All musicals are difficult (Larry Gelbart famously said: “If Hitler’s still alive, I hope he’s out of town with a musical”) but some are harder than others … as the folks behind Pittsburgh Festival Opera’s production of Sweeney Todd: The Demon Barber of Fleet Street are probably sobbing into their pillows.
This show is physically challenging: We’re in Victorian London, where a vengeance-crazed barber, Todd, is murdering his victims while his neighbor, Mrs. Lovett, serves the corpses at her meat-pie shop (all those period props, costumes and set pieces!). And Pittsburgh Festival Opera ups the ante, presenting Sweeney in repertory with operas, recitals and revues.
The hardest thing, however, is that it’s Sweeney Todd — composer/lyricist Stephen Sondheim’s masterpiece, and to my mind, the greatest musical ever written. Failure would be heartbreaking. (Nobody cares if you ruin Phantom of the Opera; how could you tell?)

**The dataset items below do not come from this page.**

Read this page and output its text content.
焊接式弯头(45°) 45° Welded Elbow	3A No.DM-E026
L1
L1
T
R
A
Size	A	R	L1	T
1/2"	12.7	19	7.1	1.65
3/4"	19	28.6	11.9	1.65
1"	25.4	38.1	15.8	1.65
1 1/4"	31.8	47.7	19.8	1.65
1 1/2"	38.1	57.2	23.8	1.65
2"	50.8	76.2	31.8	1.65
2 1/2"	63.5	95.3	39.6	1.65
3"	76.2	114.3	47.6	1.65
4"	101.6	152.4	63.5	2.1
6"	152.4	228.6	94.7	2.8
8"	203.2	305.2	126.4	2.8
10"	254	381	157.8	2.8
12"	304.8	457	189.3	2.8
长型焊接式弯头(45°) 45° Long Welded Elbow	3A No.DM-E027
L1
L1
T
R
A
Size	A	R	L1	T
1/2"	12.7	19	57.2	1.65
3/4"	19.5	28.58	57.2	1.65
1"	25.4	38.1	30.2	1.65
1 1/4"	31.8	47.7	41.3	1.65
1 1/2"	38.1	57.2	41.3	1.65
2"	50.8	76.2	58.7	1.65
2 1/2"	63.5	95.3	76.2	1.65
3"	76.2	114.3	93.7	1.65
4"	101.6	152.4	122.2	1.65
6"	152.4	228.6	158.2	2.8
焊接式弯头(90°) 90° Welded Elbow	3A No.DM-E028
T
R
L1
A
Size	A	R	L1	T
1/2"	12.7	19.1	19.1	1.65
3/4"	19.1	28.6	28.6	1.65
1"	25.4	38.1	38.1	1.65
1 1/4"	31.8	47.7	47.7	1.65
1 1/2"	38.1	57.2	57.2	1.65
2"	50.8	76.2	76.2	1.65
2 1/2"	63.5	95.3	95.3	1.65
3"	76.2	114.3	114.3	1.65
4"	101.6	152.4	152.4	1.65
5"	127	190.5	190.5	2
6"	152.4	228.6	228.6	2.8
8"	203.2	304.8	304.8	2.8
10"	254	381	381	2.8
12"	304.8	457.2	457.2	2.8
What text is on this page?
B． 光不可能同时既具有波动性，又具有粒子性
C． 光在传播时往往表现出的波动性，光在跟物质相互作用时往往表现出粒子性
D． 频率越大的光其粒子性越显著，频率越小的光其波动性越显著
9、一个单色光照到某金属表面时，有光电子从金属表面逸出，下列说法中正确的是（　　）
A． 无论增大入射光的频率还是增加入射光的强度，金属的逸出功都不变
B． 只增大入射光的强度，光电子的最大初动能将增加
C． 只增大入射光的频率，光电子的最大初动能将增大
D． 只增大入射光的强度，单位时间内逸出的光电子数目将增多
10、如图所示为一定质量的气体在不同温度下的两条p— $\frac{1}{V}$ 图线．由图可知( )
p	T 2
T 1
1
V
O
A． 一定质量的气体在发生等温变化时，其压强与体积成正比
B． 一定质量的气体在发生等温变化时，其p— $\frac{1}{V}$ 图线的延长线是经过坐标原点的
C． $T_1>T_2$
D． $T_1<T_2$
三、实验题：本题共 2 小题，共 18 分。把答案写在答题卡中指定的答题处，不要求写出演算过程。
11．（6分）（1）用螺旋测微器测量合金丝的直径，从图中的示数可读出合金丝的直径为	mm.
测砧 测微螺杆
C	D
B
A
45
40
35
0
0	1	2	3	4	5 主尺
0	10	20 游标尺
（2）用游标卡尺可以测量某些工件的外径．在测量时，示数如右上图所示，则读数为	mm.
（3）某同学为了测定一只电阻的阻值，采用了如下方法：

But Pittsburgh Festival Opera brings a secret weapon: talent!
Since it’s Sondheim, it starts with the music, and this has a song-heavy score and constant underscoring; I hope musical director Douglas Levine and his orchestra get paid per note. The score swirls with color, mood and tone, which the extraordinary Levine and his players never miss.
Director Tomé Cousin has made “telling the story” the goal (easily lost in a mammoth work) and succeeds with skill and not a little flair. He occasionally clutters the stage with extraneous movement and business, but Cousin is known for drawing strong performances from a cast, and he does so here.
As befits an opera company, the performers are mostly singers who act (rather than actors who sing). And this is a gloriously sung production — gorgeous voices coming at us without the interference of amplification.
Andrew Cummings and Anna Singer sing Todd and Lovett with earthy vitality and force; their “A Little Priest” is a macabre delight. Adam Hollick and April Amante have the most beautiful songs and sing them beautifully. Bringing high notes and low laughs as The Beadle and Pirelli are Robert Frankenberry and Thomas Cilluffo with Adam Cioffari’s Turpin a dark, dank and disturbing presence. Lesley Baird and John Teresi provide haunting sadness as the Beggar Woman and Tobias.